A Fish Out Of Water Self-Destructs

by John Marino

November 29, 2001
Copyright © 2001 THE PUERTO RICO HERALD. All Rights Reserved.

. JOHN MARINOGov. Calderón this week finally replaced Police Superintendent Pierre Vivoni to man the helm of the massive Police Department, naming as his successor a respected former federal prosecutor Miguel Pereira, who had been heading the Ports Authority under the administration.

While the move is welcome, it should have never taken so long. Vivoni, a Superior Court judge, showed himself to be a fish out of water almost immediately from the time that he took over the helm of the commonwealth's crime-fighting agency, with its $600 million budget and a workforce of 23,000 people.

Calderón has made some excellent Cabinet choices -from Education Secretary César Rey to Health Secretary Johnny Rullán to Family Secretary Yolanda Zayas - but the island's all important Top Cop post seemed a strange choice almost from the start.

However well-intentioned he might have been, Vivoni never seemed to have won the respect of the cop on the beat and never articulated to the public that he knew the intricacies of police work.

The governor put the best spin possible on the move, saying he was being replaced, at his own request, so that he could fulfill his career goal of being named to the commonwealth Circuit Court of Appeals. Calderón nominated him to fill a vacancy left by retiring Judge José Negrón Soto. "I respect [Vivoni] professionally, and he has my total trust as a person, professional and public servant," she said in making the announcement. That may be, but nobody really believes that his performance had nothing to do with his removal from the job - however valued the post of Appeals Court judge might be.

Vivoni has made several blunders during his 10-month tenure that reportedly raised the ire of the governor. And press reports this week surmise that the move was in the making for months, leading to suspicions that it was timed with the Appeals Court vacancy to put the best public face on the switch.

With crime on the rise - the murder rate is currently about 11 percent above that of last year - one hopes that is not the case. Especially when regarding Vivoni, whose worst offense may be that I believe he has twice lied publicly.

The first controversy generated by Vivoni occurred at a meeting of regional law enforcement agencies in Santo Domingo last April to discuss strategies to curb drug smuggling. He told a San Juan Star reporter that he questioned the portrayal by federal authorities of Puerto Rico as a transshipment point for drugs coming from South America to the United States. He also cast doubt on federal Drug Enforcement Administration statistics indicating that 30 percent of drugs smuggled into Puerto Rico are consumed locally.

"My interest is breaking up the chain that originates in Latin America and makes it to Puerto Rico. If it didn't come to the island at all, I wouldn't care if tons of drugs went to the states," he said. When his words generated criticism, he refused to own up to them, saying he was misquoted. And he said this several times in media reports, no matter that he was trying to save his own skin at the expense of a good reporter's reputation.

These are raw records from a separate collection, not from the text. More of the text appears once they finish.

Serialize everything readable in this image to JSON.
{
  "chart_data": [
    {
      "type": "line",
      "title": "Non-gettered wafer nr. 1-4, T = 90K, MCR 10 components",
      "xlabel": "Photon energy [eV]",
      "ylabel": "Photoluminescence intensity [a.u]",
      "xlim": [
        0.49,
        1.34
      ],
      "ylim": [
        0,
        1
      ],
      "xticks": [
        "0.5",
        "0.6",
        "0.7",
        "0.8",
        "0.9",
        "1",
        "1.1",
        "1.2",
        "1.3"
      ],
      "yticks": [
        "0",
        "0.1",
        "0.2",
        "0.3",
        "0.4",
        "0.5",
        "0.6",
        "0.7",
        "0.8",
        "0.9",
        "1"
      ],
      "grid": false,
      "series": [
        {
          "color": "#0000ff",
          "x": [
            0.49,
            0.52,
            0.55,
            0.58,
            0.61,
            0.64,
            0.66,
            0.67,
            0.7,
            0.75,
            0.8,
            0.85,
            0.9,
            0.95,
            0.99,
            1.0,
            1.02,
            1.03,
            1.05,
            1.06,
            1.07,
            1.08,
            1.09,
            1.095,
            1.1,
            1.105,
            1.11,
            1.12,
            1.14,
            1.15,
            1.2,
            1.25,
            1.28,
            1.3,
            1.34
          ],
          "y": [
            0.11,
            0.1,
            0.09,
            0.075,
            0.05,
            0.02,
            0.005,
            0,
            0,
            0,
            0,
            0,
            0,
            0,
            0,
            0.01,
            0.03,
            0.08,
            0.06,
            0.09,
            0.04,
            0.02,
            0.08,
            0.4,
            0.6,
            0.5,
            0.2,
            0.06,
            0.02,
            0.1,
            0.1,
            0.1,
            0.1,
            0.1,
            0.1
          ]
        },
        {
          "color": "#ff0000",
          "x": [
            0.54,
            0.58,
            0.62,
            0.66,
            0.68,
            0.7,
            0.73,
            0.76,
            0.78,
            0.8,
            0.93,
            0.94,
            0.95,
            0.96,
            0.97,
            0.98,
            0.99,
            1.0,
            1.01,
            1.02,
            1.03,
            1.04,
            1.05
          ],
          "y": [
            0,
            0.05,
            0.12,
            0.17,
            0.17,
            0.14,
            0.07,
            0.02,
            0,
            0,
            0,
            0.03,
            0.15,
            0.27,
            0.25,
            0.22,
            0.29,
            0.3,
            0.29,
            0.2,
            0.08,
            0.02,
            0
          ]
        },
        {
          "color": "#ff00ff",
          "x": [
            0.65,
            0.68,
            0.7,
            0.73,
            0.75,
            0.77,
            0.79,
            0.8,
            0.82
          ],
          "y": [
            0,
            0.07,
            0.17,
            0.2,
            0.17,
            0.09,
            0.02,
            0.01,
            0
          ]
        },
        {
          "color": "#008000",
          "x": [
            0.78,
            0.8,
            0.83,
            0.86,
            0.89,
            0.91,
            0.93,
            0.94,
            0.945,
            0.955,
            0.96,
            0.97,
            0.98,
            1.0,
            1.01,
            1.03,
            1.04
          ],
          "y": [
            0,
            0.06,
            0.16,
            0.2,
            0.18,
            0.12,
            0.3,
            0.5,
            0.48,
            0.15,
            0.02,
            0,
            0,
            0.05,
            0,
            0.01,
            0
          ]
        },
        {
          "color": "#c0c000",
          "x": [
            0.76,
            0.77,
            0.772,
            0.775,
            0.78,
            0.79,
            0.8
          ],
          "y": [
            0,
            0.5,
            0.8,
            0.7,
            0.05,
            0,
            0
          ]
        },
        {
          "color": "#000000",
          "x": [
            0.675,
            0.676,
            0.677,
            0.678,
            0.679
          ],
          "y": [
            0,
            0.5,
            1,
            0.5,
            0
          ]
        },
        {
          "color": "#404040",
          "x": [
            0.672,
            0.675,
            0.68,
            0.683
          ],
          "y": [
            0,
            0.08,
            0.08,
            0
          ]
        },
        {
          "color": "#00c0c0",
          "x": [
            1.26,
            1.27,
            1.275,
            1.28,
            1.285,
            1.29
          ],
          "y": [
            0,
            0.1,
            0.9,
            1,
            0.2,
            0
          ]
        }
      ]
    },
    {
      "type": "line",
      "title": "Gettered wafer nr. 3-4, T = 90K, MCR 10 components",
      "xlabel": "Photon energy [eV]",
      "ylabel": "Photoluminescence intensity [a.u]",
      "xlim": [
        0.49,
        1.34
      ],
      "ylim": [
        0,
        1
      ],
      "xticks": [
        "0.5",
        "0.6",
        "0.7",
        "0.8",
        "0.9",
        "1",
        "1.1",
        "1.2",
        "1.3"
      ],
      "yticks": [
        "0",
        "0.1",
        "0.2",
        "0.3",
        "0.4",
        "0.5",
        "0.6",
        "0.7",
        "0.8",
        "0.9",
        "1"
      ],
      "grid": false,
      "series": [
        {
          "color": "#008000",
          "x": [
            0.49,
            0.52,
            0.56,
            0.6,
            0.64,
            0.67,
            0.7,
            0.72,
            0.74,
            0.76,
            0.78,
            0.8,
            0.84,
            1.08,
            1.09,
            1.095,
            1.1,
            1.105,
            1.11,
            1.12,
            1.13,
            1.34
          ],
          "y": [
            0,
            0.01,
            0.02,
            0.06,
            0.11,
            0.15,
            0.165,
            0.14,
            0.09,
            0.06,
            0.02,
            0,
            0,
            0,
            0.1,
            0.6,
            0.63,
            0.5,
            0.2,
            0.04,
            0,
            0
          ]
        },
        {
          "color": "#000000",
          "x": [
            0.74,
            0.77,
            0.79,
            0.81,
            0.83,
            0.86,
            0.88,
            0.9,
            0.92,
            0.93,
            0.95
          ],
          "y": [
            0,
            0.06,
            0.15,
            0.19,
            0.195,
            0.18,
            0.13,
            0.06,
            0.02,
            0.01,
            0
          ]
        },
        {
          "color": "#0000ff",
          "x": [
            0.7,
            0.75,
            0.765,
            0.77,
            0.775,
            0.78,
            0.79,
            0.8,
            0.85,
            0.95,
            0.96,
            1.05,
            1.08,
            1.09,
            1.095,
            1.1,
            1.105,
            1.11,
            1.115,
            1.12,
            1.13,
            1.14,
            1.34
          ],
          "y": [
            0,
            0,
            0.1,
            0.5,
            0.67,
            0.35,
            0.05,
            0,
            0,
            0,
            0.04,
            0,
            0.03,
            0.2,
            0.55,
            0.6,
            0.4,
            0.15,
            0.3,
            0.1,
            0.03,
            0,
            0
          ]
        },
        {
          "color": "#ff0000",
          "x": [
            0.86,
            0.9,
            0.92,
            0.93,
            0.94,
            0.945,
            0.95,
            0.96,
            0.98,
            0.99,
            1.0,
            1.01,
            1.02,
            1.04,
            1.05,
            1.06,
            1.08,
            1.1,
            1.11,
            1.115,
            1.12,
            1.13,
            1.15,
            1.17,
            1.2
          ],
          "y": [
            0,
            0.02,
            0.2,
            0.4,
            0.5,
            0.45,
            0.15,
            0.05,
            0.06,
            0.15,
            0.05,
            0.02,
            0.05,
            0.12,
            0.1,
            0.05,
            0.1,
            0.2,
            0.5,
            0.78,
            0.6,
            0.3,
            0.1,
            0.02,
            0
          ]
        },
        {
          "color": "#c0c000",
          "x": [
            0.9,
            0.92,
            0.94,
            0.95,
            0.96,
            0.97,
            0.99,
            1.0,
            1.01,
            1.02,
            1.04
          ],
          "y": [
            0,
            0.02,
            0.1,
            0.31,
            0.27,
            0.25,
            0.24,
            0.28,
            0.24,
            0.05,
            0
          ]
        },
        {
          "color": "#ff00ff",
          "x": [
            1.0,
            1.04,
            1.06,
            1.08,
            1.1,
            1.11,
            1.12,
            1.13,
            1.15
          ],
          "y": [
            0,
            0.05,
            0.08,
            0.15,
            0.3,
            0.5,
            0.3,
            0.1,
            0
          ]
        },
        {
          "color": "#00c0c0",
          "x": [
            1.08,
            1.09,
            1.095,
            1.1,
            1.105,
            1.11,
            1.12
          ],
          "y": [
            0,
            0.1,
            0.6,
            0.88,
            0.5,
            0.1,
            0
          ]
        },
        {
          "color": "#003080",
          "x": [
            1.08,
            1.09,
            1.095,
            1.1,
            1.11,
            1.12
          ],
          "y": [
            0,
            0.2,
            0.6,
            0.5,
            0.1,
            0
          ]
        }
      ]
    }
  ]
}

Vivoni has said other stupid things, once attributing a murder wave to an ongoing round of Navy military exercises on Vieques. Vivoni didn't have any "facts to prove it," but he said "he felt" the exercises were making people violent.

And his poise in the heat of battle was also twice questioned, when April protests outside the gate of Camp Garcia in Vieques got out of hand and when a stand-off between statehood and independence supporters outside the Capitol turned violent.

Earlier this month, he removed two of the highest commanders he had appointed because they allegedly showed previously seized weapons to the media under the false assumption that they had just been seized in a raid the night before. While his insistence on honesty in the force may have been laudable, it also revealed that two of his closest allies had openly defied him.

It was not until the "Maneco" affair this month, however, that he exposed himself in another apparent lie. And this time not to one news outlet, but the entire media of Puerto Rico.

Vivoni approved the nomination of Insp. Juan "Maneco" Rivera Cancel to head the San Juan Tactical Operations Division. The problem was the officer had recently lost the department a multi-million dollar sexual harassment lawsuit filed against him by a young, female subordinate.

When the move generated criticism, Vivoni first said that he only approved the recommendation of one of his top officers. Denying any pressure from La Fortaleza, he added that he simply rethought his decision in the face of the criticism and decided to revoke the promotion.

The problem was he did not get his story straight with his bosses. At a press conference hours after Vivoni spoke, La Fortaleza Chief of Staff César Miranda and Secretary of State Ferdinand Pérez made clear that the nomination was unacceptable to La Fortaleza and that their view was made known.

Not surprisingly, perhaps, Pereira told reporters that he was first approached by Calderón about the job shortly before Thanksgiving - right after the "Maneco" reports broke.